Ler o acima escrito. Embora mais uma vez se registe este papel e este afá do das 11 e 02 pelos credores e pela sua serventia. Em todas as idades da história este género de pessoas ( a quem Roma dizia que no final não pagava) acabava e acaba por vezes por ver reconhecidos os seus préstimos em prol deste género de "função".

-O emprego criado e garantido por indefinidas actividades"
Traduz bem o vazio da propaganda neoliberal. Nada já têm a oferecer senão um mundo de dúvidas e de misérias.De desemprego, sempre. Após a propaganda inicial dos paraísos troikistas e das saídas para a crise, a confissão involuntária da fracasso das suas políticas.
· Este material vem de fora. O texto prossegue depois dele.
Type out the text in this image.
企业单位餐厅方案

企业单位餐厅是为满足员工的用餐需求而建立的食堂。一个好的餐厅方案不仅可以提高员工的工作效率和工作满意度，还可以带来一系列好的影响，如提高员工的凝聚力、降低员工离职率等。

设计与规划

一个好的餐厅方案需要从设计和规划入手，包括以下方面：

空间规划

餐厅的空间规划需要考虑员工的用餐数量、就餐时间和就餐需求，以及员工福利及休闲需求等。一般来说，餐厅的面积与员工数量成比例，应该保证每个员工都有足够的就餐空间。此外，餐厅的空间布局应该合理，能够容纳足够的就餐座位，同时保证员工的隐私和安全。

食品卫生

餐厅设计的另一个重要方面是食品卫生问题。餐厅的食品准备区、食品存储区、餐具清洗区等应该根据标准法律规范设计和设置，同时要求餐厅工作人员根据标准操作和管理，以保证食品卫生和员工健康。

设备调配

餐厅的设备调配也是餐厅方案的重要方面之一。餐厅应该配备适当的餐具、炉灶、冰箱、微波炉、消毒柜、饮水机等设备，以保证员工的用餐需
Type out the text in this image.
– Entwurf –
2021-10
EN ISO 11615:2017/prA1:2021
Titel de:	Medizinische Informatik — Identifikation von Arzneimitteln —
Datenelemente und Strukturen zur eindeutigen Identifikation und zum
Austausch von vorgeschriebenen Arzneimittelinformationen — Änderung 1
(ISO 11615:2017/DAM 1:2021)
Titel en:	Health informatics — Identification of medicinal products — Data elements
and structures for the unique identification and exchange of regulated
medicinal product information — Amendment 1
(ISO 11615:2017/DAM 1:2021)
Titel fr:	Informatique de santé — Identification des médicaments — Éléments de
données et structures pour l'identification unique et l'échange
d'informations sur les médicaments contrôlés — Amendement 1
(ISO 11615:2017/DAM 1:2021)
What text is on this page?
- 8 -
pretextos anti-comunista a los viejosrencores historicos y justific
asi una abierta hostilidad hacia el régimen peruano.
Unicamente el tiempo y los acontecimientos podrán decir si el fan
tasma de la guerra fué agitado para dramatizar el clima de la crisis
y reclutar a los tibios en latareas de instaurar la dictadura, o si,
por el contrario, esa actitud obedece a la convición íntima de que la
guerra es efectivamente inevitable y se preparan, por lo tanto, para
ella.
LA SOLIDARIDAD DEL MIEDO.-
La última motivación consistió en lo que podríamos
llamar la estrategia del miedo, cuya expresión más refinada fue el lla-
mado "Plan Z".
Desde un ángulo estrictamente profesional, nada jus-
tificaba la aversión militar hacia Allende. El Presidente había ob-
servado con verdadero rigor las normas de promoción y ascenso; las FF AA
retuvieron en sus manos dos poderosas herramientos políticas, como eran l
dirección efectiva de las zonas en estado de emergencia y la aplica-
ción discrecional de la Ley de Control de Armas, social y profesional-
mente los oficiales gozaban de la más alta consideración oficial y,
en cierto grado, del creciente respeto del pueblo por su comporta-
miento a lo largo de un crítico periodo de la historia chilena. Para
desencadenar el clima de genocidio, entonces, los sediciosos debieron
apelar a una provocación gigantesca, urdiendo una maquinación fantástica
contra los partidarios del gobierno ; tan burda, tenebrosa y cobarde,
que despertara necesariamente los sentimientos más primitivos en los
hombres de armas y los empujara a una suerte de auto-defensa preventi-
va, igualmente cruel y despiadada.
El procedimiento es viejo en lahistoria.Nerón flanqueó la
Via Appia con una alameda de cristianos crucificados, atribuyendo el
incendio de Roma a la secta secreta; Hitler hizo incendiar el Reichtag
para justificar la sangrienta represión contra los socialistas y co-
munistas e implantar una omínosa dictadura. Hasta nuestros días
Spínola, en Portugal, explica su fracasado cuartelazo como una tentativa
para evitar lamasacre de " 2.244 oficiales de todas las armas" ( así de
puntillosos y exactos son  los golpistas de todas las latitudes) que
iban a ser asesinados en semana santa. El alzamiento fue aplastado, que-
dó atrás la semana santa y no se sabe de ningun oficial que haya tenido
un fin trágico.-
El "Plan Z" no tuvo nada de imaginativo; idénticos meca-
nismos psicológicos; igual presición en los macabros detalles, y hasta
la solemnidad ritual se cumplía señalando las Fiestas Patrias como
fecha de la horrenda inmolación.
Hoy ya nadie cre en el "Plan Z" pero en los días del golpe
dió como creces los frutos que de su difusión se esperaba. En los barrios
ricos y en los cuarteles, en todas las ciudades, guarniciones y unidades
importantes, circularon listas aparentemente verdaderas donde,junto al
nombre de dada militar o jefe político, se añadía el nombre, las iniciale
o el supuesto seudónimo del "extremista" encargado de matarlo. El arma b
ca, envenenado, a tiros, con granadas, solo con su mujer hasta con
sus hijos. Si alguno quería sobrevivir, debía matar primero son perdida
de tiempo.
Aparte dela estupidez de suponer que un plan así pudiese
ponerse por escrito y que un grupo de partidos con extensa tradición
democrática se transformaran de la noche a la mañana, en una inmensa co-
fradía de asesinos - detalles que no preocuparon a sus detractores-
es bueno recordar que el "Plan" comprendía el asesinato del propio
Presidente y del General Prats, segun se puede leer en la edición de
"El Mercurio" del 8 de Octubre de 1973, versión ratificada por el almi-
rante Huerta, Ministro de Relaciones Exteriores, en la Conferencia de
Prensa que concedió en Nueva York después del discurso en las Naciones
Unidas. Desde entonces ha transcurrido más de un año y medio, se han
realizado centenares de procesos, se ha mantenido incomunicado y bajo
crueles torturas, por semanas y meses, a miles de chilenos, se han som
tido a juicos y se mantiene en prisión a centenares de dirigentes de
Resta-lhes isto

-Salário finaciado (sic) pelo orçamento de estado".
Mas não é o que este governo está a fazer, para esconder a verdadeira dimensão do desemprego? E até a propôr pagar 80 % do ordenado em certas situações para servir melhor a actividade patronal?

De

Anónimo disse...

E mesmo mais:

- "A qualificação do trabalho esgotada em mestrados e douturamentos ( sic) dirigidos a prioridade alguma que não a satisfação de egos..."
Nesta frase todo um programa, mas não só. Uma afirmação gratuita (esgotada? de certeza? Mas como o prova? Que afirmação ridícula é esta?) mas também reveladora duma incontinente inveja e mesquinhez por quem estuda e sabe. Uma patente imagem do que pode a tacanhez de quem se vê ultrapassado pelo conhecimento e mais não tem do que estas profissões de fé na ignorância e na boçalidade, reflectindo a frase de salazar que o vinho matava a fome a um milhão de portugueses...e que isso bastava.
Mas a afirmação mostra mais.Revela a pesporRência ideológica por tudo o que saia daquela zona em que o explorador vê uma oportunidade de negócio e de fonte particular de lucro

-"estatísticas abrilhantadas de inutilidades".
A confirmação, mais uma vez involuntária , do incómodo que os dados reais, os factos concretos e objectivos trazem ao discurso neoliberal. Eis como se classificam os resultados estatísticos. Como Inutilidades. Pudera. Quando traduzem o crescimento da fome , da miséria, das desigualdades sociais, da riqueza dos mais ricos...é melhor estes processos de fuga em jeito de catalogação divina.
Estarrecedoramente claro.


O último parágrafo do das 11 e 02 não merece mais do que uma gargalhada. Pela incongruência aparente que mostra um troikista firme e arregimentado a Bruxelas ( na sua própria confissão) ousar citar Camões, num reflexo (quiça involuntário) salazarista de apropriação do poeta para a propaganda do regime.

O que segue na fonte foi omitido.